Sir John Leicester and the Cheshire Yeomanry Exercising on the Sands at Liverpool is an 1824 oil painting by the British artist George Jones. It depicts manoeuvres conducted by the Cheshire Yeomanry on the coast near Liverpool, overseen by their colonel Sir John Leicester. The unit was raised in 1797 to guard against the danger of French invasion. It later became known for its role in the Peterloo Massacre in 1819 amidst domestic unrest of the Regency era.

Leicester was a noted art collector known for his patronage of leading British artists of the period.

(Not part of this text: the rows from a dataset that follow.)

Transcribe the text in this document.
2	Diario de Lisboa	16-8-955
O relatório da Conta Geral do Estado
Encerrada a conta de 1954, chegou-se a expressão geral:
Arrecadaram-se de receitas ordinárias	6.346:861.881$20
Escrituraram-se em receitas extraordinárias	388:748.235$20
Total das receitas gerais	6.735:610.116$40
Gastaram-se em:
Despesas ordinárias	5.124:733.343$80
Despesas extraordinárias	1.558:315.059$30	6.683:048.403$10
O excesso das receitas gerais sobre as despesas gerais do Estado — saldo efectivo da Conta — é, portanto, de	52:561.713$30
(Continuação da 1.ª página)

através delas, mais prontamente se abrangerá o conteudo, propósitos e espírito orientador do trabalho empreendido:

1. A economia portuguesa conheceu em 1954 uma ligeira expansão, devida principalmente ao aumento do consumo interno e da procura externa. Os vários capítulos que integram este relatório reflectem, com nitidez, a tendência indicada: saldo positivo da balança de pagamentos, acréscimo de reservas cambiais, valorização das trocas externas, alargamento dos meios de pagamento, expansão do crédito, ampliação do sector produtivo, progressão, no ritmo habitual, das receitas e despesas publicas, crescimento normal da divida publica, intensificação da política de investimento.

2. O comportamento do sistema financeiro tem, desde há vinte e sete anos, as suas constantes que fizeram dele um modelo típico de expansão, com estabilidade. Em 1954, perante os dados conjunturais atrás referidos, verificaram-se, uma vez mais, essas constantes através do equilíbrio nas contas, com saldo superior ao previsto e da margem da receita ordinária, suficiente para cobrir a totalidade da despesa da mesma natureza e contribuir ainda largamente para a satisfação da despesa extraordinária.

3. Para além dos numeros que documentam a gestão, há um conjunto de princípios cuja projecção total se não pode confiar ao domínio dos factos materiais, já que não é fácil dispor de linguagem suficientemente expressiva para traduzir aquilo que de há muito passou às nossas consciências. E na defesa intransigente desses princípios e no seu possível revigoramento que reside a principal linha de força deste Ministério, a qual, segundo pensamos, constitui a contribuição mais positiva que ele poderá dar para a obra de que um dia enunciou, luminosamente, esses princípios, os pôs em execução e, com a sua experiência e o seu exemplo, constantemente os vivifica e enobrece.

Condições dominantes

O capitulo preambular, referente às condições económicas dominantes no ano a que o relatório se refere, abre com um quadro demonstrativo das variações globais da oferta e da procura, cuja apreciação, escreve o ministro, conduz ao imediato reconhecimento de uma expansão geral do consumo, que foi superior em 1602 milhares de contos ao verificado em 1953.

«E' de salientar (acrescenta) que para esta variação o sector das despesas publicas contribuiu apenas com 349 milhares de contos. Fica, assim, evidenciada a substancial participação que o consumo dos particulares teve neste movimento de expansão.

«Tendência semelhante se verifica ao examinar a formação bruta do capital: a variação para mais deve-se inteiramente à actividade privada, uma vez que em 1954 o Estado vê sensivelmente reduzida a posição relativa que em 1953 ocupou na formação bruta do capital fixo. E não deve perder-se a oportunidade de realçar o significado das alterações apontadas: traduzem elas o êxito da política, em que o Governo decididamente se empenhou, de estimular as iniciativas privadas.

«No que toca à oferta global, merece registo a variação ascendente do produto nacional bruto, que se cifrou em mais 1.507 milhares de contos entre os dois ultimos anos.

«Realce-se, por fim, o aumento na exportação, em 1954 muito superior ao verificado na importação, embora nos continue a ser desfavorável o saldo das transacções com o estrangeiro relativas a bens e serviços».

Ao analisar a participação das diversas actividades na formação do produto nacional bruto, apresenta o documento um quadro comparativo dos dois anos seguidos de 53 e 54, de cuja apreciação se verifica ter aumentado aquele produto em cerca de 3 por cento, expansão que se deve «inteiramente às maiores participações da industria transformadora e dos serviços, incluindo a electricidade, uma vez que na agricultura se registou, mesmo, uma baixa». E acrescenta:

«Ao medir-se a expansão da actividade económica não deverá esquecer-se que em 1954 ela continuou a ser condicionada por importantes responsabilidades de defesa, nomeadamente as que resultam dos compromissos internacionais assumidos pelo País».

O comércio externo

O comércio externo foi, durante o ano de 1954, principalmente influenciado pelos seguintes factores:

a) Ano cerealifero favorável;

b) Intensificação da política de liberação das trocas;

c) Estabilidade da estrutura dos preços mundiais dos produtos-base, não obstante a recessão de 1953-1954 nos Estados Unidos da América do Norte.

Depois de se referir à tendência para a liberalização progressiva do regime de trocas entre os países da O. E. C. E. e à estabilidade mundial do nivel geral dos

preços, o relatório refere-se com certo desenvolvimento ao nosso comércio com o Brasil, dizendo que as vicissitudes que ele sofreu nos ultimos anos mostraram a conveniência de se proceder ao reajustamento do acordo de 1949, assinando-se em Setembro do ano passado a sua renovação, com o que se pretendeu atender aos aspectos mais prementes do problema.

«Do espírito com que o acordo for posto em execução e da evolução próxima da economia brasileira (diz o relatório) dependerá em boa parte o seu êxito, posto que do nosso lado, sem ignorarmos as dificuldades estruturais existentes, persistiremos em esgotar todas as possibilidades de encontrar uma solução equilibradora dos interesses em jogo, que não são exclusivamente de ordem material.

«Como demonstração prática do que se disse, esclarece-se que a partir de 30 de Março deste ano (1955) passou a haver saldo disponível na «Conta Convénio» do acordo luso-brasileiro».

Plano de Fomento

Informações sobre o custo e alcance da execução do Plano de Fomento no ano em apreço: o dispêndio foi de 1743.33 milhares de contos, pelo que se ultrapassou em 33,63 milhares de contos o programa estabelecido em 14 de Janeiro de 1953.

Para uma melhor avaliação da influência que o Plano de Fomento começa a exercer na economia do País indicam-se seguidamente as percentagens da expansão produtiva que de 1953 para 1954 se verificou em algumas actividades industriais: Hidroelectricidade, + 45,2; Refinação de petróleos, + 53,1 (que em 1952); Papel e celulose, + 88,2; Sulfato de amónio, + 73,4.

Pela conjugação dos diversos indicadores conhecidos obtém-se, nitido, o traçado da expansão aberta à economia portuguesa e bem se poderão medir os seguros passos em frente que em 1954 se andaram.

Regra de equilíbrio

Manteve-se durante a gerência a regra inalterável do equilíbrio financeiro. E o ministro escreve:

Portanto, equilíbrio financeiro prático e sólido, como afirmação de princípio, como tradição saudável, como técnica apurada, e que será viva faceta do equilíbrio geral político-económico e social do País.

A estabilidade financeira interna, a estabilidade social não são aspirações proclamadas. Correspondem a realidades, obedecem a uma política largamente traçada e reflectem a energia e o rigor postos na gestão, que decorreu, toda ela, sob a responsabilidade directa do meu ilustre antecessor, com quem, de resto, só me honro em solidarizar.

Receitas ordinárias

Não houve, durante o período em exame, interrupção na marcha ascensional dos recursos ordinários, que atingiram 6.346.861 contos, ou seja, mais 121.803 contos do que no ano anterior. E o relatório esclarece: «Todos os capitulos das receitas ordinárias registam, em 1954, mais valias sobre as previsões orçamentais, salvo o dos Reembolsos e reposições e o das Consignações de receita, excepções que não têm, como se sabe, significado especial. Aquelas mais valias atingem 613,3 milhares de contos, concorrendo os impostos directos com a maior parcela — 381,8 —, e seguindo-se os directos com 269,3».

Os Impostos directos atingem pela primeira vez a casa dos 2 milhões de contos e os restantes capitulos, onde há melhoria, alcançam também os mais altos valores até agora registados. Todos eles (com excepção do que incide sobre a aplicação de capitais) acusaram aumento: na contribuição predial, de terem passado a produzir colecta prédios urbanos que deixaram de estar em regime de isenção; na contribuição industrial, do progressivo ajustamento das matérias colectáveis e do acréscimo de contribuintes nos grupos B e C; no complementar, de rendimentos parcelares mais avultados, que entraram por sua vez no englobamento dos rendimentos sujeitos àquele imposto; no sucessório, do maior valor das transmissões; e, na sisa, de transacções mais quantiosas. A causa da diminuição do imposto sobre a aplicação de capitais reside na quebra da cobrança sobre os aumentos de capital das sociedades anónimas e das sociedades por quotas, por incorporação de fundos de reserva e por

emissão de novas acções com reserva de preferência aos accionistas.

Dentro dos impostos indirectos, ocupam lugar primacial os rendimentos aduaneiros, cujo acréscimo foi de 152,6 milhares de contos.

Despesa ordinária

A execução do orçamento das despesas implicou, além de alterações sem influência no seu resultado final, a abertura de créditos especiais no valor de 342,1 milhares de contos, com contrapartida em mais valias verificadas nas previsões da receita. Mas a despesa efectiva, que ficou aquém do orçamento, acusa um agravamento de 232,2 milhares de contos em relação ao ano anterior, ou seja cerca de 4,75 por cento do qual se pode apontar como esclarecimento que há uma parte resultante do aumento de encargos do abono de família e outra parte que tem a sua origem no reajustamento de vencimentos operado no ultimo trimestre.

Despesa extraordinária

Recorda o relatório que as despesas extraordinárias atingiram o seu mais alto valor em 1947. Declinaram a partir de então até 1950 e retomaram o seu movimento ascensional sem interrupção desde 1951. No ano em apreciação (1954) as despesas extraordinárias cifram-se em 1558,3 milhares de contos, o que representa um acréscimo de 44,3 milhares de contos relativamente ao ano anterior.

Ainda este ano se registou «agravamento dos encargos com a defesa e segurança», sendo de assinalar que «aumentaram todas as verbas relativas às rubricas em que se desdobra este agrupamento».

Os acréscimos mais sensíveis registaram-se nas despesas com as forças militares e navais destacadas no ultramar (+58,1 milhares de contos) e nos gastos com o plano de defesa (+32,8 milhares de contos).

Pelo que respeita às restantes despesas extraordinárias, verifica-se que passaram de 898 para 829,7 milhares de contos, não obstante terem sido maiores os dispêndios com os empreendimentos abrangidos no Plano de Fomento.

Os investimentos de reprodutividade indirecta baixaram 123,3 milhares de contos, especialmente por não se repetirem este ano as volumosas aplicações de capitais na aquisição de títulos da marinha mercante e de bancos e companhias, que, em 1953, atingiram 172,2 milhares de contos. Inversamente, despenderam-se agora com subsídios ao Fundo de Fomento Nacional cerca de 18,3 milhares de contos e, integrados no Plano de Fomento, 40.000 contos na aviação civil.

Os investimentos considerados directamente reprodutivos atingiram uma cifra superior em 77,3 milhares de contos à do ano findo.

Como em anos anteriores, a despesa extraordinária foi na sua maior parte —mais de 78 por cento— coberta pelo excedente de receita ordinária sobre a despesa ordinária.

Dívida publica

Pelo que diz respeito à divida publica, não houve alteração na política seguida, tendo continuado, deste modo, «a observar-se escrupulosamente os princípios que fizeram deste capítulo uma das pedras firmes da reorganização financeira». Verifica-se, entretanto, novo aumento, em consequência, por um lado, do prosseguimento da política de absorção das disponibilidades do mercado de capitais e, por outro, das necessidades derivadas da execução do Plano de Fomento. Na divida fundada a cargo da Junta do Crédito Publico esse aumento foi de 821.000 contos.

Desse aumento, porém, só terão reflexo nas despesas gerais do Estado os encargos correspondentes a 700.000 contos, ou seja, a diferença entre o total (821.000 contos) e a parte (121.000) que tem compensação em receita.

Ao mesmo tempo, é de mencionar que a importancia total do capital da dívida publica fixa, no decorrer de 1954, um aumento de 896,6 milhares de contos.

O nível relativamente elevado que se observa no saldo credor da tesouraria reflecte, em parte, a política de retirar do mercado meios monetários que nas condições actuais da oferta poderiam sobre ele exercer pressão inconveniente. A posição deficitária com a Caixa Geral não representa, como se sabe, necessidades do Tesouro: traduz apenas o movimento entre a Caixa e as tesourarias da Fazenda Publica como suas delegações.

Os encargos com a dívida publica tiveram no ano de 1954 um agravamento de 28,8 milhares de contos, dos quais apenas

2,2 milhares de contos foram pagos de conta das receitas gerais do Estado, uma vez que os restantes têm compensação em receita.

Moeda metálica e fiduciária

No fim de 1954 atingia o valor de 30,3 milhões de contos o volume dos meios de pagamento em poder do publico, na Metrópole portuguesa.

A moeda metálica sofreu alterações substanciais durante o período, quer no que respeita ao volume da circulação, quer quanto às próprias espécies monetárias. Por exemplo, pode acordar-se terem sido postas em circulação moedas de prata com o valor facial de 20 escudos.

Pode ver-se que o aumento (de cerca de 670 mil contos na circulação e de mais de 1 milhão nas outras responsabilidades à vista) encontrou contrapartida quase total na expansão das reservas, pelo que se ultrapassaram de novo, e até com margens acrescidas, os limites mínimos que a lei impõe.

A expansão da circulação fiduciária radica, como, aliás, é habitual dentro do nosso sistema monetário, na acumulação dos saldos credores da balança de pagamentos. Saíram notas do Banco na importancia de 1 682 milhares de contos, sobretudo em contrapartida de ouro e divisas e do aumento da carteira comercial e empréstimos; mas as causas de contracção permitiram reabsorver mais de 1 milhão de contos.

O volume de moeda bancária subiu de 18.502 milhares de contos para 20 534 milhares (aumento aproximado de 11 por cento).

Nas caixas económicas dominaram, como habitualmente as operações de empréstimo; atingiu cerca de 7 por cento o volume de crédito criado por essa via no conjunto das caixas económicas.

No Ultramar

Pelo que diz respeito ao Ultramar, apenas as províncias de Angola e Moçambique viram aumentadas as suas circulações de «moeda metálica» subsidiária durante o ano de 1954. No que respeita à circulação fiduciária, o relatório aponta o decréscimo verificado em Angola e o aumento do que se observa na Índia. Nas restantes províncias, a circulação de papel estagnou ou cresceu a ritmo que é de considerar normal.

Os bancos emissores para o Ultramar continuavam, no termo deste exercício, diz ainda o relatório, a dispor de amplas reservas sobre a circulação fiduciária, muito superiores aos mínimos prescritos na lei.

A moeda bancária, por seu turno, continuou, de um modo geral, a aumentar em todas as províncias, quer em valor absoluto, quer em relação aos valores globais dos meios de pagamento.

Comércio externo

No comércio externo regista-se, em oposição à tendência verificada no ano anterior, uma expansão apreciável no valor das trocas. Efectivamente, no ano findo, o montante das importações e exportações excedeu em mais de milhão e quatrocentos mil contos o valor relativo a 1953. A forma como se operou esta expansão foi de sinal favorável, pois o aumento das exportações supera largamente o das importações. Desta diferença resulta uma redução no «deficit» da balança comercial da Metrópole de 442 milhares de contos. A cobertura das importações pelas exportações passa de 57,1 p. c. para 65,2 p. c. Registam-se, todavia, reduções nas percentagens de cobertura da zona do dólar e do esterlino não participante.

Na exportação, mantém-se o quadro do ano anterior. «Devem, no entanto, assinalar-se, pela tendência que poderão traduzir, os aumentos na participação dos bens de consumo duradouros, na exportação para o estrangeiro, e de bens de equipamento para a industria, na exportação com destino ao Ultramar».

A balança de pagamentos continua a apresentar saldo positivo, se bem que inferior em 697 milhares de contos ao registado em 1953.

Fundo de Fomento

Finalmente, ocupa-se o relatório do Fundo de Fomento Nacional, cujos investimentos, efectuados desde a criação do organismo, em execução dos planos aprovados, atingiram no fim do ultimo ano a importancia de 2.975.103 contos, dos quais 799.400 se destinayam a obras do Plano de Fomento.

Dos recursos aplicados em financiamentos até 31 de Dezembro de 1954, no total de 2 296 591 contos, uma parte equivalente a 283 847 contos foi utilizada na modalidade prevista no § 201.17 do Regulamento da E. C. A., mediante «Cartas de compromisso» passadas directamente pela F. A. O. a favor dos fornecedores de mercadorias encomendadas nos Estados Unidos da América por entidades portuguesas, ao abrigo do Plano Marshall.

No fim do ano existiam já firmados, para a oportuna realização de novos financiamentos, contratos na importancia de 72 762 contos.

He commissioned a separate painting of the same subject from a rival artist James Ward which was displayed at the Royal Academy Exhibition of 1824. While Jones focused on the exercise, portrayed, Ward's painting was dominated by Sir John Leicester in the foreground. Both pictures remain in the collection of Tabley House, the historic country estate of Leicester in Cheshire.

==Bibliography==
- Cannon-Brookes, Peter. Paintings from Tabley. Heim, 1989.
- Leary, Frederick. The Earl of Chester's Regiment of Yeomanry Cavalry: Its Formation and Services, 1797-1897. Ballantyne Press, 1898.
- Poole, Robert. Peterlooo: The English Uprising. Oxford University Press, 2019.